Art: Give my regards to 'Wonderland'

2008-11-28 00:00

“I am not afraid.” It’s a beautiful phrase that pops up defiantly and sporadically all over global pop culture, from skate to rock, from fashion to hip hop. It’s invariably an expression of outsiderism and, precisely because it’s not the kind of phrase that the mainstream consumer media are likely to appropriate, it’s usually an authentic, emotionally stirring sentiment.

It’s a phrase that also appears on the back cover of the catalogue for the exhibition for photographic artist Lolo Veleko’s exhibition “Wonderland”, which she produced as Standard Bank Young Artist of the Year and which opened at the Durban Art Gallery on Thursday night. And truly, Lolo Veleko is not afraid. “Wonderland” constitutes a gloriously open-ended paean to the bravery of being defiantly one’s self.

Graffiti, clouds, incidental landscapes of the heart: “Wonderland”, suggests Veleko, both is and isn’t a place. And at the shimmering centre of Veleko’s fluid, technicoloured world are a series of portraits of young South Africans from Cape Town, Durban and Jozi, all radiating an idiosyncratic style that could come from nowhere but the periphery of contemporary South Africa.

These beautifully dressed young people might look like hip young things in the context of the fashion photograph. But think for a second about the possible home lives of these stylish dressers. South Africa is a place of great freedom, but it’s also a place of great repression and a profound conservatism.

Then there is the fact that clothing has always played a special role in South Africa, particularly for the country’s working class. Given the temporary nature of material possessions for working class South Africans, both under the forced evictions of apartheid and the forced evictions of so many in 21st century liberated South Africa, the shoes you wear, the shirt you put on your back — these become prime expressions of identity for many. Veleko’s portraits exist in the face of this acquisitive culture. The coolest kids at Veleko’s party are always wearing the weirdest clothes. This is not mall culture, but the culture of the self reflected through a world that too often exists in opposition to it. And the result is spirited and heart-warmingly beautiful.

I have heard one or two criticisms that Veleko’s work is too European. And, in truth, her work does fit into the same loose genre as that produced by American and particularly European cutting edge culture mags such as Trace and Dazed&Confused. In these magazines, fashion is often presented as documentary, and more to the point, often is documentary. But the style is one that was heavily influenced by African street photography, and if anything, Veleko is only reappropriating a tradition that has its roots in the streets of the continent. And, unlike the culture mags, she is not concerned with the culture of cool.

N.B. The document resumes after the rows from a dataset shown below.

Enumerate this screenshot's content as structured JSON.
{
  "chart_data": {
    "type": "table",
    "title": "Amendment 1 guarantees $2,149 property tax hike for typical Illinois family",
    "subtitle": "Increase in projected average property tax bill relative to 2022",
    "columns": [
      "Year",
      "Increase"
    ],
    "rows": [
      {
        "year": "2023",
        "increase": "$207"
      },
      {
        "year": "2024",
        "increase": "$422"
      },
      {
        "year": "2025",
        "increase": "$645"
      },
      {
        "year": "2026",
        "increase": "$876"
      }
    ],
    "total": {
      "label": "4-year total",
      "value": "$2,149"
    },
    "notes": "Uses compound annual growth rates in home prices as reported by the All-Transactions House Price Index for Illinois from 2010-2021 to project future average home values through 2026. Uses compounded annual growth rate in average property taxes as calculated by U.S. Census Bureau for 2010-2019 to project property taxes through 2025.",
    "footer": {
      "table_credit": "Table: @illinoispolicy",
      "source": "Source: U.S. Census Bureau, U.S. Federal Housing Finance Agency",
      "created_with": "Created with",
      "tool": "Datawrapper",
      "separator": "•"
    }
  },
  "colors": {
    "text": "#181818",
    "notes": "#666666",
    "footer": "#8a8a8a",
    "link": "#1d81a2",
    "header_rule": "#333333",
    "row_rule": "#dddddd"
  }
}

Veleko is aware of the charges levelled at her. A stand-out work in the exhibition features words in a digital scrawl layered over a photographic image. These words include “the art sweety of the moment”. But perhaps when you’re capable of finding such a wonderful “Wonderland” in contemporary South Africa, where so many see dark skies, such insults hardly matter.

• ‘Wonderland’ runs until January 18.